If you want to learn how to hack yourself, you can find books on the subject. You can get a great overview with the very concisely titled 'Linux Basics for Hackers Getting Started with Networking, Scripting, and Security in Kali.pdf' I would recommend starting by installing Kali on a burner laptop, very helpfully the first chapter explains exactly how to do this.
But hacking, in the broadest sense, means getting somewhere you shouldn't be. It also includes ‘social engineering’ attacks - which can be as simple as following someone into a building while holding a clipboard, or pretending to be a network technician or repair technician.

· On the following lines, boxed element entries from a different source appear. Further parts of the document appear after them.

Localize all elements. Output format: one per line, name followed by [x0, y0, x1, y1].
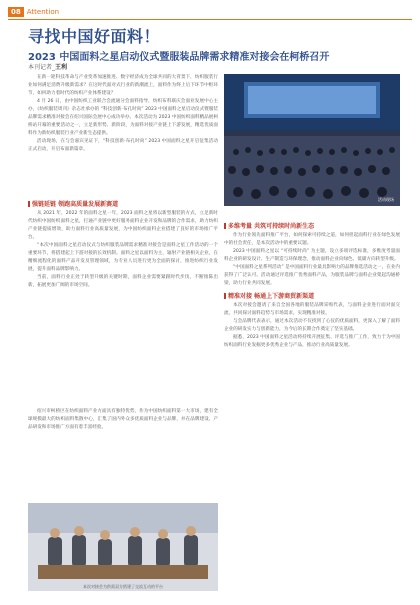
page-number: 08 — [8, 7, 24, 17]
bottom-photo-image — [28, 503, 218, 591]
article-title: 寻找中国好面料！ — [28, 27, 161, 46]
section1-continued — [28, 408, 218, 504]
right-paragraph: 作为行业领先面料推广平台，如何探索可持续之道，如何担起面料行业在绿色发展中的社会责任，是本次活动中的重要议题。 — [224, 233, 400, 246]
right-paragraph: 据悉，2023 中国面料之星活动将持续开展征集、评选与推广工作，致力于为中国纺织面料行业发掘更多优秀企业与产品，推动行业高质量发展。 — [224, 335, 400, 348]
photo-caption: 活动现场 — [378, 197, 394, 202]
right-paragraph: “中国面料之星系列活动” 是中国面料行业最具影响力的品牌推选活动之一，在业内获得了广泛认可。活动通过评选推广优秀面料产品，为服装品牌与面料企业架起沟通桥梁，助力行业共同发展。 — [224, 265, 400, 286]
section1-paragraph: “本次中国面料之星启动仪式与纺织服装品牌需求精准对接会是面料之星工作活动的一个重要环节，将搭建起上下游对接的长效机制。面料之星以面料为主，辐射产业链相关企业，在精细流程化的面料产品开发及管理领域，为专业人员进行更为全面的探讨，推进纺织行业发展，提升面料品牌影响力。 — [28, 243, 218, 272]
right-heading-2-text: 精准对接 畅通上下游商贸新渠道 — [228, 293, 315, 300]
section1-paragraph: 从 2021 年，2022 年的面料之星一年，2023 面料之星将以新型服装的方式，立足新时代纺织中国纺织面料之星，打通产业链中更好服务面料企业开发和品牌的合作需求，助力纺织产业链提质增效，助力面料行业高质量发展，为中国纺织面料企业搭建了良好的市场推广平台。 — [28, 211, 218, 240]
byline-prefix: 本刊记者_ — [28, 64, 56, 71]
intro-paragraph: 在新一轮科技革命与产业变革加速推进、数字经济成为全球共同的大背景下，纺织服装行业如何满足消费升级新需求？在这时代面对式行业的新潮流上，面料作为终上后下环节中枢环节，如何助力着时代的纺织产业体系建设？ — [28, 75, 218, 96]
heading-marker — [224, 293, 226, 299]
intro-paragraph: 4 月 26 日，由中国纺织工业联合会流通分会面料指导，纺织布料联庆会面业发展中心主办，《纺织服装周刊》杂志社承办的 “科技创新·布孔时尚” 2023 中国面料之星启动仪式暨服装品牌需求精准对接会在绍兴国际会展中心成功举办。本次活动为 2023 中国纺织面料精品展柯桥站开幕的重要活动之一，立足新形势、新阶段，为面料对接产业链上下游发展，精选优质面料作为新纺织服装行业产业新生态提供。 — [28, 99, 218, 136]
event-photo-image — [224, 74, 400, 206]
right-heading-2 — [224, 292, 400, 302]
section-label: Attention — [26, 8, 60, 16]
section1-heading-text: 强链延链 领跑高质量发展新赛道 — [32, 201, 119, 208]
right-paragraph: 本次对接会邀请了来自全国各地的服装品牌采购代表，与面料企业进行面对面交流，共同探讨面料趋势与市场需求，实现精准对接。 — [224, 303, 400, 316]
right-heading-1-text: 多维考量 共筑可持续时尚新生态 — [228, 223, 315, 230]
right-heading-1 — [224, 222, 400, 232]
section1-paragraph: 当前，面料行业正处于转型升级的关键时期，面料企业需要紧跟时代步伐，不断推陈出新，拓展更加广阔的市场空间。 — [28, 275, 218, 288]
section1-column — [28, 200, 218, 398]
header-divider — [8, 19, 412, 20]
heading-marker — [224, 223, 226, 229]
right-paragraph: 与会品牌代表表示，通过本次活动不仅找到了心仪的优质面料，更深入了解了面料企业的研发实力与创新能力，为今后的长期合作奠定了坚实基础。 — [224, 319, 400, 332]
byline-author: 王利 — [55, 64, 68, 71]
bottom-photo-caption: 本次对接会为供需双方搭建了交流互动的平台 — [83, 584, 163, 589]
intro-paragraph: 活动现场，在与会嘉宾见证下，“科技创新·布孔时尚” 2023 中国面料之星开启征集活动正式启动，开启布面新篇章。 — [28, 139, 218, 152]
right-column — [224, 222, 400, 597]
intro-column — [28, 74, 218, 198]
event-photo — [224, 74, 400, 206]
section1-paragraph: 绍兴市柯桥区在纺织面料产业方面具有独特优势，作为中国纺织面料第一大市场，建有全球规模最大的纺织面料集散中心，汇集了国内外众多优质面料企业与品牌，并在品牌建设、产品研发和市场推广方面有着丰富经验。 — [28, 409, 218, 430]
heading-marker — [28, 201, 30, 207]
page-header — [8, 6, 59, 18]
right-paragraph: 2023 中国面料之星以 “可持续时尚” 为主题，设立多项评选标准，多维度考量面料企业的研发设计、生产制造与环保理念，推动面料企业向绿色、低碳方向转型升级。 — [224, 249, 400, 262]
bottom-photo — [28, 503, 218, 591]
section1-heading — [28, 200, 218, 210]
byline — [28, 62, 67, 71]
article-subtitle: 2023 中国面料之星启动仪式暨服装品牌需求精准对接会在柯桥召开 — [28, 52, 330, 63]
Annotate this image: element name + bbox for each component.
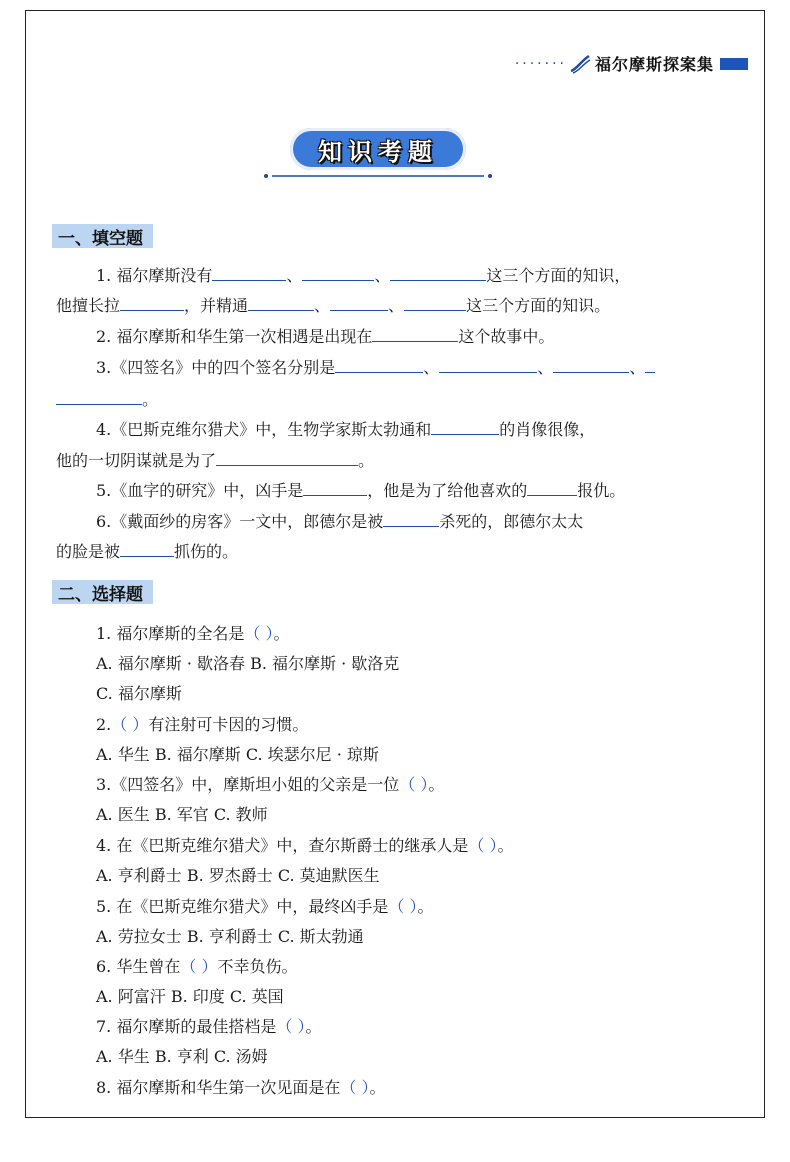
fill-q2: 2. 福尔摩斯和华生第一次相遇是出现在 这个故事中。 bbox=[96, 327, 555, 346]
answer-blank[interactable] bbox=[212, 266, 286, 281]
answer-blank[interactable] bbox=[248, 296, 314, 311]
choice-q5: 5. 在《巴斯克维尔猎犬》中，最终凶手是（ ）。 bbox=[96, 897, 434, 916]
choice-q5-options: A. 劳拉女士 B. 亨利爵士 C. 斯太勃通 bbox=[96, 927, 364, 946]
answer-blank[interactable] bbox=[553, 358, 629, 373]
answer-blank[interactable] bbox=[303, 481, 367, 496]
answer-blank[interactable] bbox=[335, 358, 423, 373]
answer-blank[interactable] bbox=[645, 358, 655, 373]
choice-q6: 6. 华生曾在（ ）不幸负伤。 bbox=[96, 957, 298, 976]
title-badge bbox=[290, 128, 466, 170]
header-bar bbox=[720, 58, 748, 70]
answer-blank[interactable] bbox=[120, 542, 174, 557]
answer-paren[interactable]: （ ） bbox=[388, 897, 418, 916]
answer-blank[interactable] bbox=[302, 266, 374, 281]
fill-q5: 5.《血字的研究》中，凶手是 ，他是为了给他喜欢的 报仇。 bbox=[96, 481, 626, 500]
answer-paren[interactable]: （ ） bbox=[340, 1078, 370, 1097]
answer-blank[interactable] bbox=[439, 358, 537, 373]
fill-q1-line2: 他擅长拉 ，并精通 、 、 这三个方面的知识。 bbox=[56, 296, 611, 315]
running-header bbox=[515, 52, 748, 75]
answer-paren[interactable]: （ ） bbox=[180, 957, 218, 976]
answer-blank[interactable] bbox=[56, 390, 142, 405]
choice-q2: 2.（ ）有注射可卡因的习惯。 bbox=[96, 715, 309, 734]
answer-blank[interactable] bbox=[216, 451, 358, 466]
badge-title: 知识考题 bbox=[318, 137, 438, 166]
swoosh-icon bbox=[569, 53, 591, 75]
choice-q4-options: A. 亨利爵士 B. 罗杰爵士 C. 莫迪默医生 bbox=[96, 866, 380, 885]
fill-q3-line1: 3.《四签名》中的四个签名分别是 、 、 、 bbox=[96, 358, 655, 378]
choice-q1: 1. 福尔摩斯的全名是（ ）。 bbox=[96, 624, 290, 643]
badge-underline bbox=[262, 172, 494, 180]
fill-q1-line1: 1. 福尔摩斯没有 、 、 这三个方面的知识， bbox=[96, 266, 631, 285]
dotted-leader: ······· bbox=[514, 55, 567, 72]
series-title: 福尔摩斯探案集 bbox=[594, 55, 714, 74]
choice-q3: 3.《四签名》中，摩斯坦小姐的父亲是一位（ ）。 bbox=[96, 775, 445, 794]
section-heading-fill-blank: 一、填空题 bbox=[52, 224, 153, 248]
answer-paren[interactable]: （ ） bbox=[468, 836, 498, 855]
choice-q1-options-b: C. 福尔摩斯 bbox=[96, 684, 182, 703]
answer-blank[interactable] bbox=[372, 327, 458, 342]
answer-blank[interactable] bbox=[330, 296, 388, 311]
choice-q3-options: A. 医生 B. 军官 C. 教师 bbox=[96, 805, 268, 824]
answer-blank[interactable] bbox=[431, 420, 499, 435]
answer-paren[interactable]: （ ） bbox=[111, 715, 149, 734]
section-heading-choice: 二、选择题 bbox=[52, 580, 153, 604]
choice-q7: 7. 福尔摩斯的最佳搭档是（ ）。 bbox=[96, 1017, 322, 1036]
answer-blank[interactable] bbox=[527, 481, 577, 496]
fill-q3-line2: 。 bbox=[56, 390, 158, 410]
fill-q6-line2: 的脸是被 抓伤的。 bbox=[56, 542, 239, 561]
fill-q6-line1: 6.《戴面纱的房客》一文中，郎德尔是被 杀死的，郎德尔太太 bbox=[96, 512, 584, 531]
answer-paren[interactable]: （ ） bbox=[276, 1017, 306, 1036]
choice-q4: 4. 在《巴斯克维尔猎犬》中，查尔斯爵士的继承人是（ ）。 bbox=[96, 836, 514, 855]
fill-q4-line1: 4.《巴斯克维尔猎犬》中，生物学家斯太勃通和 的肖像很像， bbox=[96, 420, 596, 439]
answer-paren[interactable]: （ ） bbox=[244, 624, 274, 643]
fill-q4-line2: 他的一切阴谋就是为了 。 bbox=[56, 451, 375, 470]
choice-q6-options: A. 阿富汗 B. 印度 C. 英国 bbox=[96, 987, 284, 1006]
answer-paren[interactable]: （ ） bbox=[399, 775, 429, 794]
choice-q1-options-a: A. 福尔摩斯 · 歇洛春 B. 福尔摩斯 · 歇洛克 bbox=[96, 654, 400, 673]
choice-q2-options: A. 华生 B. 福尔摩斯 C. 埃瑟尔尼 · 琼斯 bbox=[96, 745, 379, 764]
answer-blank[interactable] bbox=[383, 512, 439, 527]
choice-q8: 8. 福尔摩斯和华生第一次见面是在（ ）。 bbox=[96, 1078, 386, 1097]
answer-blank[interactable] bbox=[390, 266, 486, 281]
choice-q7-options: A. 华生 B. 亨利 C. 汤姆 bbox=[96, 1047, 268, 1066]
answer-blank[interactable] bbox=[120, 296, 184, 311]
answer-blank[interactable] bbox=[404, 296, 466, 311]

Self-proclaimed 'non technical' security researcher Jayson E. Street revealed how easy this in his DEF CON talk titled 'Steal Everything, Kill Everyone, Cause Total Financial Ruin!' He describes walking into financial offices where employees had passwords written down next to computers, laptops not secured, sensitive financial documents in open containers; key fobs, car keys, wallets and name badges left on desks.
Anyone could enter a building using these social engineering techniques, and place hardware in the network that steals data. USB keyloggers can record anything typed on a keyboard, including usernames and passwords. This isn't even a wishful fantasy, security researchers wouldn't still have jobs if they couldn't demonstrate that they are regularly able to walk into buildings and steal sensitive information using cheap tools they bought online. The reason breaches don't happen more often is that people don't know it's possible, don't have the skills and, most importantly, don't have the motivation.
One of the biggest relevations in US political history was when FBI documents were stolen from a filing cabinet. Documents that challenged the US’ narratives of itself to such an extent that newspapers wouldn't print them - documents that proved the conspiracy theorists correct; they revealed the illegal FBI operation codenamed COINTELPRO. But these agencies aren't keeping their files in a poorly secured cabinet anymore, they're on a server somewhere. Who knows what secrets they are keeping there - waiting for someone to steal that information and release it, like Snowdon did, like the anonymous NSA employees in 2016 who leaked the Nitro Zeus program - a US Israeli collaborative cyber project that was designed to disable Iran's national electrical power generation ahead of an invasion. Something even US government employees thought was so immoral they leaked it.
There are people who have the skills to hack but have neither the motivation nor the political consciousness to use these skills for the benefit of society. Similarly there are people are politically conscious but have limited their political activity in trying to recreate the 19th century political agitation. Dogmatically sticking to old methods and tactics, some which went obselete decades ago. As a result, the ‘online’ propaganda war is being lost to proto fascist FBI informants, hacktivism has largely fallen by the wayside, and the last generation of hacktivists all ended up in jail.
Leftists need to recognise that a) technical skills are necessary to understand and protect against advanced cyber abilities of the state; b) cyber is a domain where they should be actively engaged in promoting and recruiting; and c) hacking can be used as a very effective method of activism. Bolsheviks used hidden presses to communicate and robbed banks to fund their revolution, activists of the future may be using encrypted p2p messaging and stealing cryptocurrencies.
These lessons have already been taken fully on board by the alphabet soup agencies, it's time for left activists to learn these lessons too.